Mom helped me gently lay Baby M on her right. With small wrist pressure under her right jaw, I felt the tiny joints of her upper neck let go of tension. We moved her to her left and, did the same at the junction between her lower neck and her shoulder.
We laid her on her back and let her rest a minute or two.
Then I picked Baby M up and held her mid back as I put her into her car seat. I wanted to feel the movement and see if the tension built as I moved her into a seated position. I felt her mid-section tighten as I raised her feet to get her back into the car seat.
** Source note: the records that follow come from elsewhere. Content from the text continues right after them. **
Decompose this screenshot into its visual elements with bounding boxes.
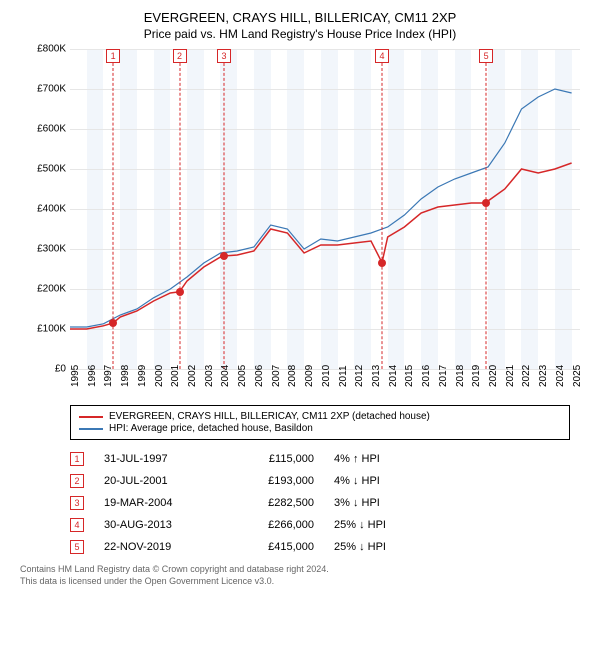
sales-date: 20-JUL-2001: [104, 475, 214, 487]
x-tick-label: 2013: [371, 365, 382, 387]
marker-box: 2: [173, 49, 187, 63]
marker-box: 4: [375, 49, 389, 63]
marker-dash: [486, 63, 487, 369]
sale-dot: [109, 319, 117, 327]
sales-marker: 2: [70, 474, 84, 488]
x-tick-label: 2022: [521, 365, 532, 387]
y-tick-label: £400K: [37, 204, 66, 215]
x-tick-label: 1998: [120, 365, 131, 387]
footer-line-1: Contains HM Land Registry data © Crown c…: [20, 564, 580, 576]
x-tick-label: 2014: [388, 365, 399, 387]
sales-row: 4 30-AUG-2013 £266,000 25% ↓ HPI: [70, 514, 580, 536]
footer-attribution: Contains HM Land Registry data © Crown c…: [20, 564, 580, 587]
chart-container: EVERGREEN, CRAYS HILL, BILLERICAY, CM11 …: [0, 0, 600, 650]
y-tick-label: £600K: [37, 124, 66, 135]
x-tick-label: 2009: [304, 365, 315, 387]
chart-title: EVERGREEN, CRAYS HILL, BILLERICAY, CM11 …: [20, 10, 580, 25]
x-tick-label: 2003: [204, 365, 215, 387]
sales-price: £266,000: [234, 519, 314, 531]
chart-subtitle: Price paid vs. HM Land Registry's House …: [20, 27, 580, 41]
x-tick-label: 2010: [321, 365, 332, 387]
chart-area: £0£100K£200K£300K£400K£500K£600K£700K£80…: [20, 49, 580, 399]
marker-box: 3: [217, 49, 231, 63]
x-tick-label: 2025: [572, 365, 583, 387]
x-tick-label: 2007: [271, 365, 282, 387]
legend-item: EVERGREEN, CRAYS HILL, BILLERICAY, CM11 …: [79, 411, 561, 422]
sales-delta: 25% ↓ HPI: [334, 541, 424, 553]
x-tick-label: 2004: [220, 365, 231, 387]
legend: EVERGREEN, CRAYS HILL, BILLERICAY, CM11 …: [70, 405, 570, 440]
sales-row: 5 22-NOV-2019 £415,000 25% ↓ HPI: [70, 536, 580, 558]
legend-label: HPI: Average price, detached house, Basi…: [109, 423, 313, 434]
series-line: [70, 89, 572, 327]
y-tick-label: £800K: [37, 44, 66, 55]
marker-box: 5: [479, 49, 493, 63]
x-tick-label: 2017: [438, 365, 449, 387]
y-tick-label: £0: [55, 364, 66, 375]
footer-line-2: This data is licensed under the Open Gov…: [20, 576, 580, 588]
x-tick-label: 2002: [187, 365, 198, 387]
sales-price: £282,500: [234, 497, 314, 509]
x-tick-label: 1996: [87, 365, 98, 387]
sales-marker: 4: [70, 518, 84, 532]
plot-region: 1 2 3 4 5: [70, 49, 580, 369]
sales-row: 3 19-MAR-2004 £282,500 3% ↓ HPI: [70, 492, 580, 514]
x-tick-label: 2001: [170, 365, 181, 387]
x-tick-label: 2018: [455, 365, 466, 387]
sales-price: £415,000: [234, 541, 314, 553]
x-tick-label: 2024: [555, 365, 566, 387]
sale-dot: [220, 252, 228, 260]
marker-dash: [179, 63, 180, 369]
marker-dash: [224, 63, 225, 369]
sale-dot: [482, 199, 490, 207]
x-tick-label: 2023: [538, 365, 549, 387]
sales-marker: 1: [70, 452, 84, 466]
marker-dash: [382, 63, 383, 369]
marker-box: 1: [106, 49, 120, 63]
sale-dot: [176, 288, 184, 296]
sales-date: 30-AUG-2013: [104, 519, 214, 531]
x-tick-label: 2019: [471, 365, 482, 387]
sales-delta: 4% ↑ HPI: [334, 453, 424, 465]
y-tick-label: £300K: [37, 244, 66, 255]
x-tick-label: 2021: [505, 365, 516, 387]
sales-price: £115,000: [234, 453, 314, 465]
sales-row: 2 20-JUL-2001 £193,000 4% ↓ HPI: [70, 470, 580, 492]
sales-marker: 5: [70, 540, 84, 554]
y-axis: £0£100K£200K£300K£400K£500K£600K£700K£80…: [20, 49, 70, 369]
sales-row: 1 31-JUL-1997 £115,000 4% ↑ HPI: [70, 448, 580, 470]
y-tick-label: £100K: [37, 324, 66, 335]
x-tick-label: 2008: [287, 365, 298, 387]
x-tick-label: 2016: [421, 365, 432, 387]
sales-table: 1 31-JUL-1997 £115,000 4% ↑ HPI 2 20-JUL-2001…: [70, 448, 580, 558]
legend-swatch: [79, 428, 103, 430]
sales-delta: 3% ↓ HPI: [334, 497, 424, 509]
sales-delta: 4% ↓ HPI: [334, 475, 424, 487]
sales-date: 19-MAR-2004: [104, 497, 214, 509]
x-tick-label: 2020: [488, 365, 499, 387]
x-axis: 1995199619971998199920002001200220032004…: [70, 369, 580, 399]
sales-date: 31-JUL-1997: [104, 453, 214, 465]
legend-item: HPI: Average price, detached house, Basi…: [79, 423, 561, 434]
y-tick-label: £200K: [37, 284, 66, 295]
chart-lines: [70, 49, 580, 369]
x-tick-label: 1997: [103, 365, 114, 387]
y-tick-label: £700K: [37, 84, 66, 95]
x-tick-label: 1999: [137, 365, 148, 387]
sales-marker: 3: [70, 496, 84, 510]
legend-label: EVERGREEN, CRAYS HILL, BILLERICAY, CM11 …: [109, 411, 430, 422]
x-tick-label: 2006: [254, 365, 265, 387]
sales-price: £193,000: [234, 475, 314, 487]
sales-delta: 25% ↓ HPI: [334, 519, 424, 531]
sales-date: 22-NOV-2019: [104, 541, 214, 553]
x-tick-label: 2012: [354, 365, 365, 387]
x-tick-label: 2000: [154, 365, 165, 387]
x-tick-label: 2015: [404, 365, 415, 387]
x-tick-label: 2011: [338, 365, 349, 387]
sale-dot: [378, 259, 386, 267]
y-tick-label: £500K: [37, 164, 66, 175]
legend-swatch: [79, 416, 103, 418]
x-tick-label: 1995: [70, 365, 81, 387]
x-tick-label: 2005: [237, 365, 248, 387]
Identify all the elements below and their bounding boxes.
Pulling her back out again, I felt a small fixation between her T5-T7 vertebrae in her mid-back. A small instrument tap on the right and left side quickly unlocked her torso.
“Let’s do this again in a week” I said. So we did.
Baby M’s mom called me after the second visit to let me know that they just did a long car ride, and the baby didn’t cry at all…Not getting into the car seat. Not getting out. And not even going around turns. “She doesn’t act like her neck gets stuck anymore, either.”
Overall, a win. She may never know it, but Baby M owes her mom some appreciation for spotting something so subtle, that most physicians miss it.
Even babies can have neck problems that cause pain. And from what we know about the importance of movement, tummy time, and balanced muscles for moving from crawling to walking, baby neck problems may cause even more than that if not corrected gently in infancy.